When you don't use Cognito, you need to implement your custom authenticator in AWS API Gateway which is quite easy and is described in https://aws.amazon.com/blogs/mobile/integrating-amazon-cognito-user-pools-with-api-gateway/. Firebase instructions for token validation are in https://firebase.google.com/docs/auth/admin/verify-id-tokens
The following is an excerpt of my authenticator's code:
'use strict';
// Firebase initialization
// console.log('Loading function');
const admin = require("firebase-admin");
admin.initializeApp({
credential: admin.credential.cert("xxx.json"),
databaseURL: "https://xxx.firebaseio.com"
});
// Standard AWS AuthPolicy - don't touch !!
...
// END Standard AWS AuthPolicy - don't touch !!
exports.handler = (event, context, callback) => {
// console.log('Client token:', event.authorizationToken);
// console.log('Method ARN:', event.methodArn);
// validate the incoming token
// and produce the principal user identifier associated with the token
// this is accomplished by Firebase Admin
admin.auth().verifyIdToken(event.authorizationToken)
.then(function(decodedToken) {
let principalId = decodedToken.uid;
// console.log(JSON.stringify(decodedToken));
// if the token is valid, a policy must be generated which will allow or deny access to the client
// if access is denied, the client will recieve a 403 Access Denied response
// if access is allowed, API Gateway will proceed with the backend integration configured on the method that was called
// build apiOptions for the AuthPolicy
const apiOptions = {};
const tmp = event.methodArn.split(':');
const apiGatewayArnTmp = tmp[5].split('/');
const awsAccountId = tmp[4];
apiOptions.region = tmp[3];
apiOptions.restApiId = apiGatewayArnTmp[0];
apiOptions.stage = apiGatewayArnTmp[1];
const method = apiGatewayArnTmp[2];
let resource = '/'; // root resource
if (apiGatewayArnTmp[3]) {
resource += apiGatewayArnTmp[3];
}
// this function must generate a policy that is associated with the recognized principal user identifier.
// depending on your use case, you might store policies in a DB, or generate them on the fly
// keep in mind, the policy is cached for 5 minutes by default (TTL is configurable in the authorizer)

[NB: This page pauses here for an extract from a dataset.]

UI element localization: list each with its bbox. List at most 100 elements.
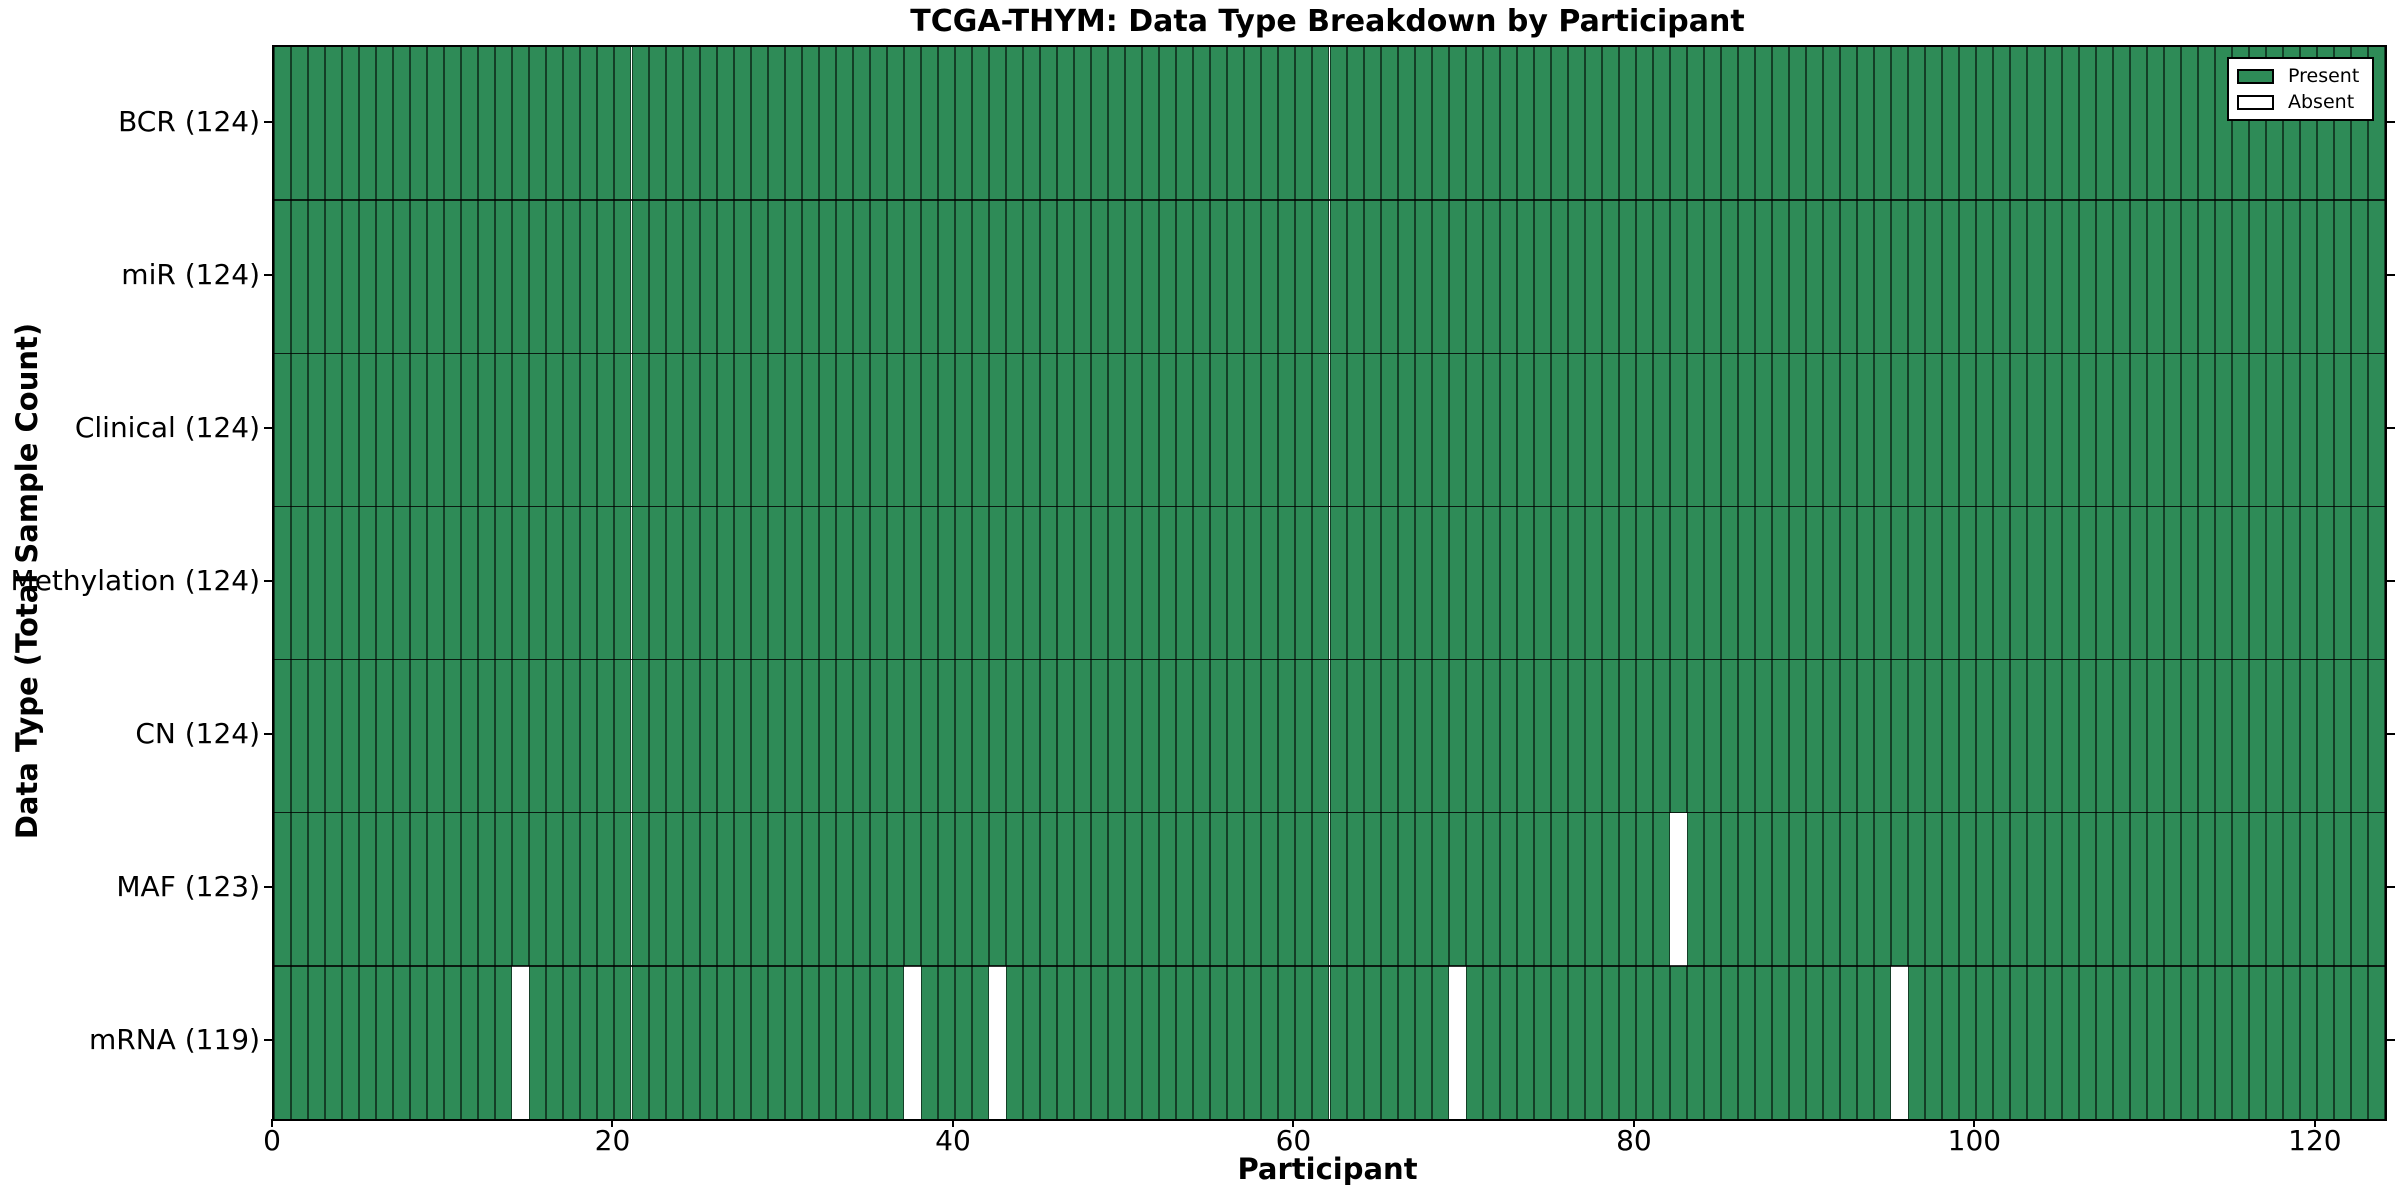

// and will apply to subsequent calls to any method/resource in the RestApi
// made with the same token
// the policy below grants access to all resources in the RestApi
const policy = new AuthPolicy(principalId, awsAccountId, apiOptions);
policy.allowAllMethods();
// policy.denyAllMethods();
// policy.allowMethod(AuthPolicy.HttpVerb.GET, "/users/username");
// finally, build the policy and exit the function
callback(null, policy.build());
})
.catch(function(error) {
// Firebase throws an error when the token is not valid
// you can send a 401 Unauthorized response to the client by failing like so:
console.error(error);
callback("Unauthorized");
});
};
We are not in production, yet, but tests on the authenticator show that it behaves correctly with Google, Facebook and password authentication and it is also very quick (60 - 200 ms). The only drawback I can see is that you will be charged for the authenticator lambda function, while the Cognito integrated authenticator is free.
Update after almost 1yr
I moved away from API Gateway custom authenticator, mainly because I've not been able to automate its deployment with cloudformation scripts. My solution is now to have authentication directly within the API caching tokens for some time, like the Authenticator does, so to avoid excessive validations.